Self-service analysts frequently don’t work with the best-fit datasets. They work with those that they can find, those that they already know about, or those that they learn about by asking co-workers and colleagues, finding datasets through tribal knowledge. This is just not an effective way to do it, and data cataloging sets that aside.

The CEO of a healthcare company where I was consulting said this to me. He said, “I don’t get any real data analysis. My analysts spend 80% of their time finding data, and another 15% fixing the data. That doesn’t leave much time for analysis.”

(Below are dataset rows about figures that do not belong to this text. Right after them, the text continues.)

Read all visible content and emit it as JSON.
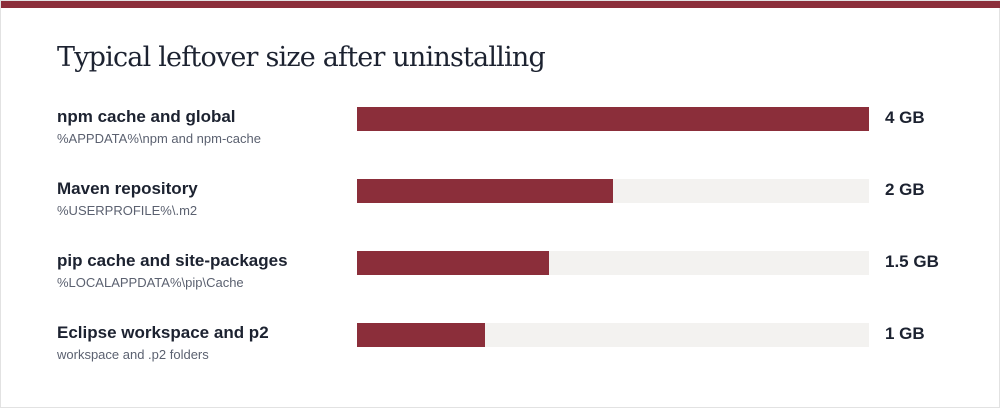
{
  "chart_data": {
    "type": "bar",
    "orientation": "horizontal",
    "title": "Typical leftover size after uninstalling",
    "unit": "GB",
    "xlim": [
      0,
      4
    ],
    "grid": false,
    "categories": [
      "npm cache and global",
      "Maven repository",
      "pip cache and site-packages",
      "Eclipse workspace and p2"
    ],
    "subtitles": [
      "%APPDATA%\\npm and npm-cache",
      "%USERPROFILE%\\.m2",
      "%LOCALAPPDATA%\\pip\\Cache",
      "workspace and .p2 folders"
    ],
    "values": [
      4,
      2,
      1.5,
      1
    ],
    "value_labels": [
      "4 GB",
      "2 GB",
      "1.5 GB",
      "1 GB"
    ],
    "colors": {
      "bar": "#8b2e3a",
      "track": "#f3f2f0",
      "accent": "#8b2e3a"
    }
  }
}
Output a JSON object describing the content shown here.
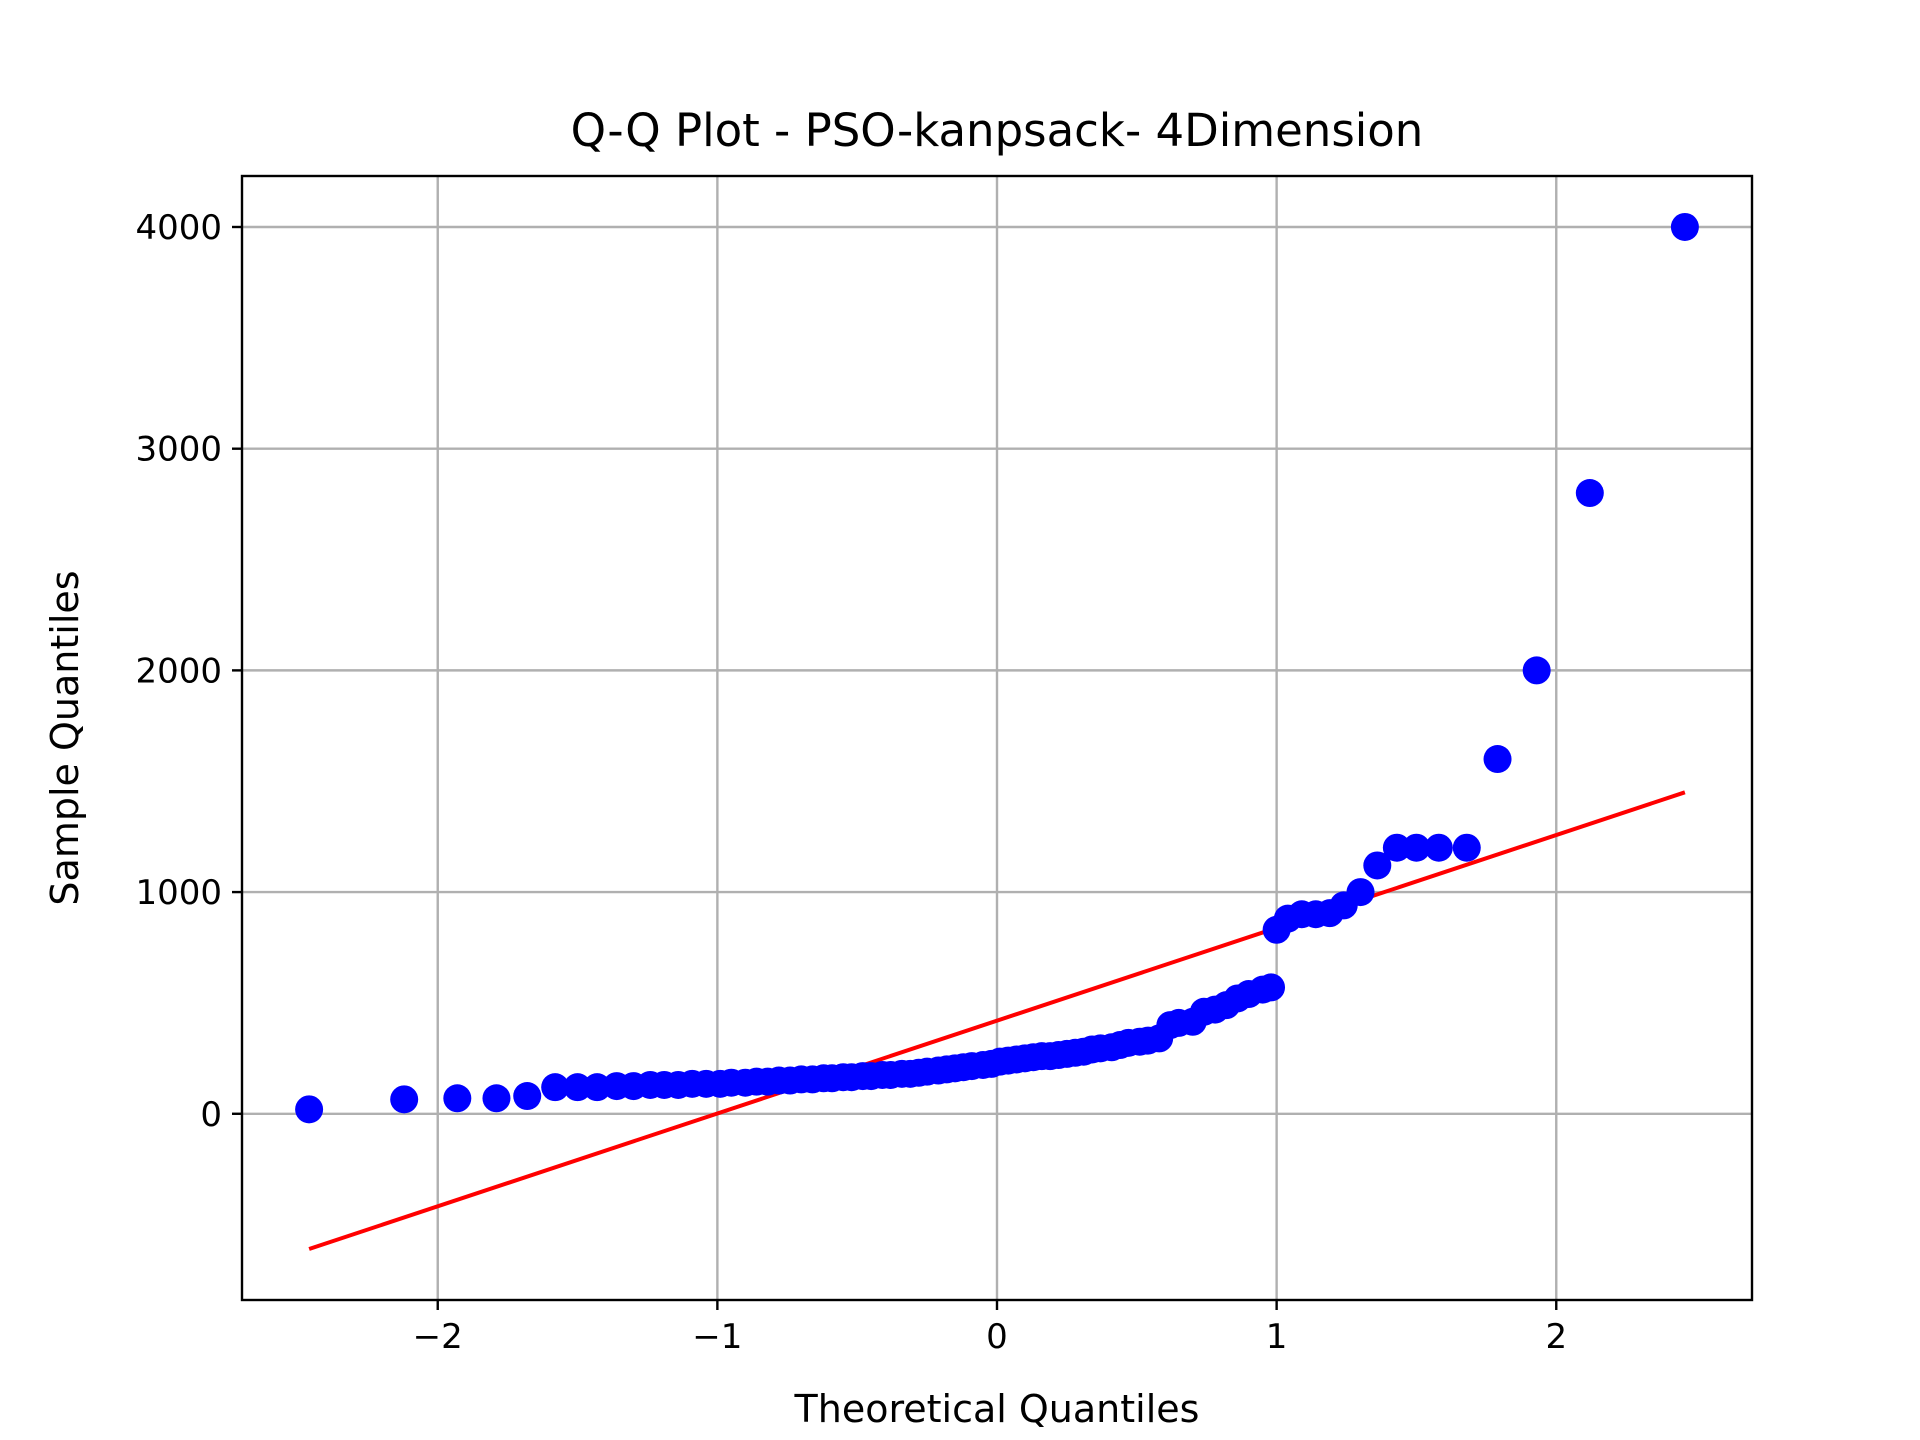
{
  "chart_data": {
    "type": "scatter",
    "title": "Q-Q Plot - PSO-kanpsack- 4Dimension",
    "xlabel": "Theoretical Quantiles",
    "ylabel": "Sample Quantiles",
    "xlim": [
      -2.7,
      2.7
    ],
    "ylim": [
      -840,
      4230
    ],
    "grid": true,
    "xticks": [
      -2,
      -1,
      0,
      1,
      2
    ],
    "xtick_labels": [
      "−2",
      "−1",
      "0",
      "1",
      "2"
    ],
    "yticks": [
      0,
      1000,
      2000,
      3000,
      4000
    ],
    "ytick_labels": [
      "0",
      "1000",
      "2000",
      "3000",
      "4000"
    ],
    "series": [
      {
        "type": "scatter",
        "color": "#0000ff",
        "points": [
          [
            -2.46,
            20
          ],
          [
            -2.12,
            65
          ],
          [
            -1.93,
            70
          ],
          [
            -1.79,
            70
          ],
          [
            -1.68,
            80
          ],
          [
            -1.58,
            120
          ],
          [
            -1.5,
            120
          ],
          [
            -1.43,
            120
          ],
          [
            -1.36,
            125
          ],
          [
            -1.3,
            125
          ],
          [
            -1.24,
            130
          ],
          [
            -1.19,
            130
          ],
          [
            -1.14,
            130
          ],
          [
            -1.09,
            135
          ],
          [
            -1.04,
            135
          ],
          [
            -0.99,
            135
          ],
          [
            -0.95,
            140
          ],
          [
            -0.9,
            140
          ],
          [
            -0.86,
            145
          ],
          [
            -0.82,
            145
          ],
          [
            -0.78,
            150
          ],
          [
            -0.74,
            150
          ],
          [
            -0.7,
            155
          ],
          [
            -0.66,
            155
          ],
          [
            -0.62,
            160
          ],
          [
            -0.59,
            160
          ],
          [
            -0.55,
            165
          ],
          [
            -0.52,
            165
          ],
          [
            -0.48,
            170
          ],
          [
            -0.45,
            170
          ],
          [
            -0.41,
            175
          ],
          [
            -0.38,
            175
          ],
          [
            -0.34,
            180
          ],
          [
            -0.31,
            180
          ],
          [
            -0.28,
            185
          ],
          [
            -0.25,
            190
          ],
          [
            -0.21,
            195
          ],
          [
            -0.18,
            200
          ],
          [
            -0.15,
            205
          ],
          [
            -0.12,
            210
          ],
          [
            -0.09,
            215
          ],
          [
            -0.05,
            220
          ],
          [
            -0.02,
            225
          ],
          [
            0.01,
            235
          ],
          [
            0.04,
            240
          ],
          [
            0.07,
            245
          ],
          [
            0.1,
            250
          ],
          [
            0.13,
            255
          ],
          [
            0.16,
            260
          ],
          [
            0.19,
            260
          ],
          [
            0.22,
            265
          ],
          [
            0.25,
            270
          ],
          [
            0.28,
            275
          ],
          [
            0.31,
            280
          ],
          [
            0.34,
            290
          ],
          [
            0.37,
            295
          ],
          [
            0.41,
            300
          ],
          [
            0.44,
            310
          ],
          [
            0.47,
            320
          ],
          [
            0.51,
            325
          ],
          [
            0.54,
            330
          ],
          [
            0.58,
            340
          ],
          [
            0.62,
            400
          ],
          [
            0.65,
            410
          ],
          [
            0.7,
            415
          ],
          [
            0.74,
            460
          ],
          [
            0.78,
            470
          ],
          [
            0.82,
            490
          ],
          [
            0.86,
            520
          ],
          [
            0.9,
            540
          ],
          [
            0.95,
            560
          ],
          [
            0.98,
            570
          ],
          [
            1.0,
            830
          ],
          [
            1.04,
            880
          ],
          [
            1.09,
            900
          ],
          [
            1.14,
            900
          ],
          [
            1.19,
            905
          ],
          [
            1.24,
            940
          ],
          [
            1.3,
            1000
          ],
          [
            1.36,
            1120
          ],
          [
            1.43,
            1200
          ],
          [
            1.5,
            1200
          ],
          [
            1.58,
            1200
          ],
          [
            1.68,
            1200
          ],
          [
            1.79,
            1600
          ],
          [
            1.93,
            2000
          ],
          [
            2.12,
            2800
          ],
          [
            2.46,
            4000
          ]
        ]
      },
      {
        "type": "line",
        "color": "#ff0000",
        "points": [
          [
            -2.46,
            -610
          ],
          [
            2.46,
            1450
          ]
        ]
      }
    ]
  }
}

In this extreme case, the analysts were finding data by word-of-mouth, then transforming, blending, and analyzing that data with Excel. So, this gentleman, Mike Blackwood, was saying it takes 95% of the time just to get ready to analyze. A more commonly sized distribution of work is 80% of the time for finding and evaluating, and 20% for analysis. But, that’s still wrong. That’s still not the numbers we want.

Data cataloging can turn those numbers around. 20% finding and evaluating data, 80% analyzing. We turn those numbers around by eliminating the waste and the rework that’s inherent in the trial-and-error processes and the tribal knowledges and processes for seeking data.